The thing concerning the clitoris is, it has no function beyond sexual pleasure. Yep, the whole organ—including each the ultra-sensitive button at the highest of the labia (a.k.a. the glans clitoris) and the interior “legs” (or the crura) branching in a wishbone shape across the vaginal canal—exists purely for orgasmic purposes. In fact, greater than 70% of ladies in a 2015 survey reported that they clitoral stimulation to climax during sex or that it made coming feel higher.
And yet this small but mighty body part is usually neglected, presumably because p-in-v sex doesn’t necessarily involve the clit. (Sad, we all know.) It’s a significant reason for the orgasm gap, or the proven fact that just 65% of heterosexual women report “usually” orgasming during sex in comparison with 95% of heterosexual men, Taylor Nolan, PhD, LMHC, Seattle-based licensed psychotherapist, sex educator, and member of the PlusOne wellness collective, tells SELF. (Bisexual and lesbian women are barely ahead at 66% and 86%, respectively.)

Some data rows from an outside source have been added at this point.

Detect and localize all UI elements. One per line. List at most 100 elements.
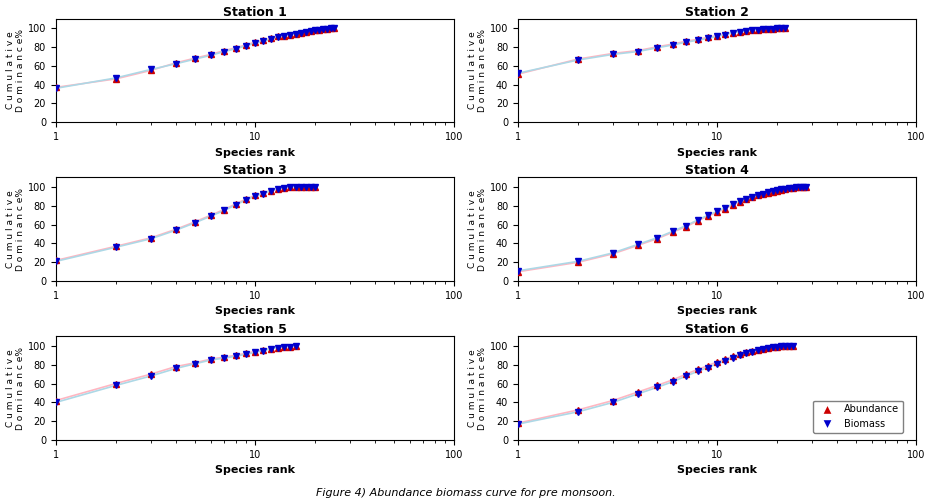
- Abundance: [50, 84, 61, 90]
- Abundance: [512, 269, 523, 275]
- Biomass: [632, 241, 643, 247]
- Biomass: [205, 213, 216, 219]
- Abundance: [250, 192, 261, 198]
- Biomass: [711, 34, 722, 40]
- Abundance: [512, 71, 523, 77]
- Biomass: [305, 184, 317, 190]
- Abundance: [258, 347, 269, 353]
- Biomass: [772, 25, 783, 31]
- Abundance: [190, 360, 201, 366]
- Biomass: [258, 190, 269, 196]
- Abundance: [711, 359, 722, 365]
- Biomass: [735, 198, 746, 204]
- Abundance: [788, 343, 799, 349]
- X-axis label: Species rank: Species rank: [677, 147, 757, 157]
- Biomass: [512, 268, 523, 274]
- Biomass: [772, 344, 783, 350]
- Biomass: [170, 61, 182, 67]
- Abundance: [752, 192, 763, 198]
- Abundance: [652, 44, 663, 50]
- Biomass: [788, 185, 799, 191]
- Abundance: [652, 382, 663, 388]
- Abundance: [747, 194, 758, 200]
- Biomass: [250, 349, 261, 355]
- Biomass: [258, 38, 269, 44]
- Abundance: [573, 56, 584, 62]
- Biomass: [727, 30, 738, 36]
- Abundance: [219, 48, 230, 54]
- Abundance: [735, 199, 746, 205]
- Abundance: [779, 186, 790, 192]
- Abundance: [632, 389, 643, 395]
- Biomass: [295, 184, 306, 190]
- Biomass: [110, 75, 121, 81]
- Biomass: [272, 35, 283, 41]
- Biomass: [668, 228, 679, 234]
- Abundance: [668, 377, 679, 383]
- Abundance: [758, 190, 769, 196]
- Abundance: [632, 48, 643, 54]
- Abundance: [681, 223, 692, 229]
- Y-axis label: C u m u l a t i v e
D o m i n a n c e%: C u m u l a t i v e D o m i n a n c e%: [6, 29, 25, 112]
- Biomass: [632, 49, 643, 55]
- Abundance: [702, 363, 713, 369]
- Biomass: [772, 187, 783, 193]
- Biomass: [747, 349, 758, 355]
- Abundance: [776, 343, 787, 349]
- Biomass: [779, 343, 790, 349]
- Biomass: [607, 250, 618, 256]
- Abundance: [681, 38, 692, 44]
- Abundance: [240, 196, 251, 202]
- Biomass: [301, 184, 312, 190]
- Biomass: [205, 52, 216, 58]
- Abundance: [801, 184, 812, 190]
- Biomass: [285, 344, 296, 350]
- Y-axis label: C u m u l a t i v e
D o m i n a n c e%: C u m u l a t i v e D o m i n a n c e%: [6, 347, 25, 430]
- Abundance: [758, 26, 769, 32]
- Abundance: [758, 346, 769, 352]
- Abundance: [317, 26, 329, 32]
- Abundance: [50, 258, 61, 264]
- Abundance: [170, 60, 182, 66]
- Abundance: [797, 184, 808, 190]
- Abundance: [681, 371, 692, 377]
- Abundance: [265, 36, 277, 42]
- Abundance: [290, 343, 302, 349]
- Biomass: [50, 259, 61, 265]
- Abundance: [632, 242, 643, 248]
- Biomass: [794, 184, 805, 190]
- Biomass: [779, 186, 790, 192]
- Biomass: [278, 344, 290, 350]
- Abundance: [573, 407, 584, 413]
- Line: Biomass: Biomass: [52, 183, 318, 265]
- Biomass: [720, 204, 731, 210]
- Abundance: [720, 356, 731, 362]
- Abundance: [747, 27, 758, 33]
- Abundance: [762, 189, 774, 195]
- Biomass: [219, 49, 230, 55]
- Abundance: [305, 28, 317, 34]
- Abundance: [295, 30, 306, 36]
- Biomass: [205, 357, 216, 363]
- Biomass: [752, 347, 763, 353]
- Abundance: [711, 33, 722, 39]
- Abundance: [110, 243, 121, 249]
- Abundance: [145, 371, 156, 377]
- Title: Station 3: Station 3: [223, 164, 287, 177]
- Abundance: [329, 25, 340, 31]
- Abundance: [325, 25, 336, 31]
- Biomass: [711, 208, 722, 214]
- Abundance: [230, 352, 241, 358]
- Abundance: [727, 202, 738, 208]
- Biomass: [632, 391, 643, 397]
- Abundance: [145, 235, 156, 241]
- Title: Station 6: Station 6: [685, 324, 749, 336]
- Abundance: [790, 184, 802, 190]
- Biomass: [762, 188, 774, 194]
- Abundance: [784, 185, 795, 191]
- Abundance: [190, 55, 201, 61]
- Abundance: [309, 184, 320, 190]
- Abundance: [784, 343, 795, 349]
- Biomass: [305, 28, 317, 34]
- Biomass: [325, 25, 336, 31]
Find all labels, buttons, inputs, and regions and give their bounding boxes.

Narrowing that chasm means reprioritizing your clit in bed. Below, you’ll find different techniques to enable you level up out of your basic nub-rub.
But first, some advice for any type of clitoral stimulation
Whether you’re touching your personal clit or your partner’s, it’s necessary to know that no two are the identical. “Once you’ve met a clitoris, you’ve only met one clitoris,” Casey Tanner, LCPC, New York–based psychotherapist, AASECT-certified sex therapist, and creator of tells SELF. Meaning, there’s no single kind of stimulation that can feel best across the board.
All the experts SELF spoke with suggest starting slow and delicate. After all, a 2023 study found that the clitoris is sensitive since it has around 10,200 (!!) nerve endings. (For reference, your palm has about 17,000.) So you don’t wish to do an excessive amount of too quickly.
Using a light-weight, soft touch also helps get the blood flowing to the vulva, which makes the tissue swell and increases sensitivity, in order that anything you do down there feels higher, Tanner says. It takes time for the clitoris to turn into engorged, “just like a penis becomes erect,” she says. “The same way that touching a soft penis might not do much for somebody, stimulating a soft clit may not either.” As it becomes harder, warmer, and wetter, though, you’ll wish to construct pressure steadily, Jessica O’Reilly, PhD, sex and relationships expert at Womanizer and founding father of the podcast, tells SELF.
How to stimulate the clitoris during masturbation or with a partner
With your fingers
1. Start with some indirect touch. You don’t have to treat the glans clitoris as a “doorbell that you need to ring,” Dr. O’Reilly says. Instead, Tanner suggests layering the natural folds of your labia over the nub to massage it not directly. This way, you’re reducing any friction which may otherwise cause your clit to feel overstimulated.